On the same day, ByteDance, from Dominance in artificial intelligence applications We’ve previously covered and presented More than that Ways for people to use Doubao chatbot. ByteDance is now working with a Chinese smartphone maker to embed Doubao into the operating system, giving it access to various apps and allowing it to perform proxy tasks with them. In other words, it’s coming for Apple’s Siri.
ByteDance and DeepSeek both have AI applications with more than 140 million monthly users. But their recent announcements represent two diverging trends in China’s AI industry. While some companies are still competing with their Western counterparts to build more capable models, others have quietly withdrawn from that game and are focusing on how to integrate their AI tools into people’s daily lives.

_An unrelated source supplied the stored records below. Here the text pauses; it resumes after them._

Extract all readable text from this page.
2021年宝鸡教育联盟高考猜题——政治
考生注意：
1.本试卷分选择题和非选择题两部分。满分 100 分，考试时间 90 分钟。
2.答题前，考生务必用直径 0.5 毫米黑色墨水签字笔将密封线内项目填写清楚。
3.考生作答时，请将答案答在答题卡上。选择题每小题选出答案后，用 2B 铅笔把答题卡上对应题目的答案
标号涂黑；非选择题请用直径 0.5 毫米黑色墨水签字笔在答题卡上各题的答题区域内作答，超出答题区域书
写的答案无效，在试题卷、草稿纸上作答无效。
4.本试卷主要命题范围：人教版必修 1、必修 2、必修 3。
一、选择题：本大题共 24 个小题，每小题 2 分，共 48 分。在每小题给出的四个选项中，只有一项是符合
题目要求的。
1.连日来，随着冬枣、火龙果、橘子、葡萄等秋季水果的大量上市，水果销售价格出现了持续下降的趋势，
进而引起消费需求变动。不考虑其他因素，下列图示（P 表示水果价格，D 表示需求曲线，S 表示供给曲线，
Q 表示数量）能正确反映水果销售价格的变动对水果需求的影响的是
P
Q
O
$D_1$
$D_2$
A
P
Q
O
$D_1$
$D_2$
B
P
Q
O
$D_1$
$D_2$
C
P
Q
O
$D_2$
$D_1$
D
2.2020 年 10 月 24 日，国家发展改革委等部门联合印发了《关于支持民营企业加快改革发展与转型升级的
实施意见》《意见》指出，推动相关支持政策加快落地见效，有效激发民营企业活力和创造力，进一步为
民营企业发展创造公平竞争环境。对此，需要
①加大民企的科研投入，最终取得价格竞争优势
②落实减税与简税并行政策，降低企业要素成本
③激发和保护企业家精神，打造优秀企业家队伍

DeepSeek’s latest open-weight prototype may have disappointed some of its most loyal followers, who are still waiting for R2, the long-awaited update to the prototype that rocked Silicon Valley in January. Instead, DeepSeek has released V3.2 and V3.2-Speciale, which are better-optimized versions of its previous model, V3.2-Exp, which was released in September.
However, version 3.2 has created a buzz in the AI industry because DeepSeek claims it can solve the kind of advanced mathematics questions asked at the International Maths Olympiad, and its performance on other coding and reasoning tasks is supposed to be equal to or higher than GPT 5 and Gemini 3. “It suddenly occurred to me why they call DeepSeek a whale as an idea. Because just like a whale, it rarely surfaces, but every time it surfaces, it always makes a big noise,” Jin says. Chu Scott, an AI investor and co-founder and CEO of Power Dynamics, a modular data center solutions company.
However, I can’t help but feel that the AI model arms race is getting a bit tiresome, especially since so many new models have been released in the past month, each claiming to take humanity a step up. In less than 20 days, we had OpenAI’s GPT 5.1, Google’s Gemini 3 Pro, and Anthropic’s Claude Opus 4.5; When using open source Chinese models like Moonshot’s Kimi K2 and DeepSeek’s V3.2, it becomes a complete mess. My attention span can be summed up by This is the perfect meme.
“Ultimately, we can’t keep up with all these subtle differences between different models and different versions,” says Chu. “It actually doesn’t make much difference, apart from some sort of stock market speculation about who’s going to win.”